I’ve had the phrase Thoughts of an Eaten Sun for some time. The earliest record I have of it is from a document that I used in college for notes and ideas. ToaES was one of those ideas—a phrase that sounded cool. Based on other items in the document, I can trace it to mid- to late-2008. In January 2009, I started my personal blog and titled it Thoughts of an Eaten Sun. It was nothing more than a few words that I liked the sound of.
It was several more years before my mind returned to the phrase. I’m not sure of the day, but I can remember being in my work cubicle and having an idea. I jotted down a few lines of something like a poem. These six lines introduced the wolf and the broad concept of the story. Some time later still, in October 2012, I hand-wrote two pages of prose that introduced the small village that would become Founsel, other locations in what would become the Far Finger, and the core events of the story. These events were described at a high level, like a myth or legend typically is.
Then the idea sat untouched for a few more years. This seems to be a habit of mine. I’ll think about an idea for a decent while, eventually write something down, work on it for a short while, only to turn my attention elsewhere and let the original idea languish. Follow-through has always been difficult. It’s easy to focus on a project when it’s fresh. Dedication to a long-term goal, prioritizing it above other fleeting ideas, and consistently making headway take additional, significant effort.
In November 2015, I began another writing project and set a goal of writing on most days of the week. About a month in, it occurred to me that this writing project could relate to ToaES, and I decided to take a detour to flesh out ToaES. I wanted to know how to best tie the two projects together. For the first six weeks of 2016, I wrote a 21,000 word draft. Hantle made an appearance, and other characters and events started taking shape. I liked the story enough that I wanted to bring it to completion before returning to my other project.
My initial plan was for ToaES to be a short diversion and end up the length of a novella. I worked on the next draft with some regularity throughout the rest of 2016. Some months were more productive than others, but I kept making progress.
It was also in 2016 that my fiance Karla and I talked about our future. She is an ER nurse and had learned of travel nursing. There are short-term contracts that hospitals in various cities around the country offer to nurses. These hospitals hire nurses to fill a role for, on average, 13 weeks.
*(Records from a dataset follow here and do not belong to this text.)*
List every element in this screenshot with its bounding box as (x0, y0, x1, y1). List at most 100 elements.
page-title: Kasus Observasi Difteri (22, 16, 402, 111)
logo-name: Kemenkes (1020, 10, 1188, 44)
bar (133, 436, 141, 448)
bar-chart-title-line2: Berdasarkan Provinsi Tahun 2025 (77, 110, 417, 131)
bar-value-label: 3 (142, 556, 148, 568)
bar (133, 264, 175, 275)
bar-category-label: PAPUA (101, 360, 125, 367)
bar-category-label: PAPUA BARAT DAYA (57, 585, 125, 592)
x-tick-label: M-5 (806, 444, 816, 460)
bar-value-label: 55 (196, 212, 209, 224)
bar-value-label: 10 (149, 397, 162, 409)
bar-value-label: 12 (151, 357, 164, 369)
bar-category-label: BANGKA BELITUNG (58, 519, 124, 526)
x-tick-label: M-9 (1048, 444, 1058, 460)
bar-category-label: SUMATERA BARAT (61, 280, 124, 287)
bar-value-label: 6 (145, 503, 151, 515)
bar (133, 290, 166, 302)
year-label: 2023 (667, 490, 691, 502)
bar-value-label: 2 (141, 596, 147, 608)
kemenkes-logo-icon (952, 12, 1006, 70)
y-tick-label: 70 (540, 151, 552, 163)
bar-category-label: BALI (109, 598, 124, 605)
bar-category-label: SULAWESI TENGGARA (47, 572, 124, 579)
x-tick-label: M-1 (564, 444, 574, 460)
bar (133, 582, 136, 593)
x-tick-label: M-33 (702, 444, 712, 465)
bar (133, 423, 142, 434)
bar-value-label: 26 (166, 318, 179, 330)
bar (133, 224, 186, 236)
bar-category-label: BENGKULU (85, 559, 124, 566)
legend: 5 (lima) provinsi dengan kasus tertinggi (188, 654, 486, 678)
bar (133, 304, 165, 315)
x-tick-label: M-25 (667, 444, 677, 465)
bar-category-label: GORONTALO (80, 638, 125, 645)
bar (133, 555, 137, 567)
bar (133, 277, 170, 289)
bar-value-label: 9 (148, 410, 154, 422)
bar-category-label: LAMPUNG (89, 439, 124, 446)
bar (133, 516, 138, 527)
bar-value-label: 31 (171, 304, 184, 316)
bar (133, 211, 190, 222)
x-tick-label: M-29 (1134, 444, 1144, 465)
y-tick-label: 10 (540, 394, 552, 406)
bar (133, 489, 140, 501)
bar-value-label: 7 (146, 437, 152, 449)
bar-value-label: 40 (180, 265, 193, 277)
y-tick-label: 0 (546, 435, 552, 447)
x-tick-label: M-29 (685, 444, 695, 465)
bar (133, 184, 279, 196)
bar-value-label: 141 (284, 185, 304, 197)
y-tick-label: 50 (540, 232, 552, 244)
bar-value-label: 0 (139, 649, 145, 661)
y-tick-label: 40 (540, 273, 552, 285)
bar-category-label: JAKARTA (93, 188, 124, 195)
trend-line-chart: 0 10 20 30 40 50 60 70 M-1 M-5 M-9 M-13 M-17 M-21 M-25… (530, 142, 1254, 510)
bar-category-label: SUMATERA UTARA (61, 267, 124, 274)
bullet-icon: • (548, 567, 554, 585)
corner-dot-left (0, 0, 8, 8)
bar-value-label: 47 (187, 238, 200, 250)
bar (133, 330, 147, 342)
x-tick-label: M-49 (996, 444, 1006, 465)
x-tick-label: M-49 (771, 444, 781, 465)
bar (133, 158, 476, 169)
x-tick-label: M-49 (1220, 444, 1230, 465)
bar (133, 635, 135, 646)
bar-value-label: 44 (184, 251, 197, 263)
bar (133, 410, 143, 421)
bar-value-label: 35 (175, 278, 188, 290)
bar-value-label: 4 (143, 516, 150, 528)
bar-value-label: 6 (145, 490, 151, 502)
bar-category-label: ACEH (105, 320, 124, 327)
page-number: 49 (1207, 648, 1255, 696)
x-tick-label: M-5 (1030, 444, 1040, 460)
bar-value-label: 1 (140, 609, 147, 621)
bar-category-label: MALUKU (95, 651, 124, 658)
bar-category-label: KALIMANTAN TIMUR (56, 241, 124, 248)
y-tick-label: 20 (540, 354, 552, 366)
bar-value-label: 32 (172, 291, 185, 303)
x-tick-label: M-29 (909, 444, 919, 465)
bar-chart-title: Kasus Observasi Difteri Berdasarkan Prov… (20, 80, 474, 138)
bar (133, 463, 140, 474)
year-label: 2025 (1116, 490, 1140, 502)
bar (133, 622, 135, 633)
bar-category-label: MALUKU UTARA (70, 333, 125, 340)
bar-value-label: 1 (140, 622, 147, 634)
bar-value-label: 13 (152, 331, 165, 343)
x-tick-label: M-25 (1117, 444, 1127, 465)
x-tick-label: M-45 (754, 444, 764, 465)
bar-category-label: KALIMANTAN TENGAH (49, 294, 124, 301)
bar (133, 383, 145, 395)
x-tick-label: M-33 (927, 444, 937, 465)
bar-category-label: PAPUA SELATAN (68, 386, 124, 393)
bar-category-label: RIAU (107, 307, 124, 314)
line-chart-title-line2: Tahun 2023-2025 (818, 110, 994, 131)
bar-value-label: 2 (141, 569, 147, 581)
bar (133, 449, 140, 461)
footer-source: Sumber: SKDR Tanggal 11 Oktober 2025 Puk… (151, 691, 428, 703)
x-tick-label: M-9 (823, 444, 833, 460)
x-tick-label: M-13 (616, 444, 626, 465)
Taking a few of these travel contracts would be an interesting way to scope out other cities, do some traveling, and try a different lifestyle. She would take a few of these travel assignments and I would take a sabbatical from my career as a software engineer. This would allow me to both join her and see what life was like without a full-time job. I decided I would use my free time to complete my writing project. I would spend time most days working on Thoughts of an Eaten Sun, with the goal of self-publishing the story.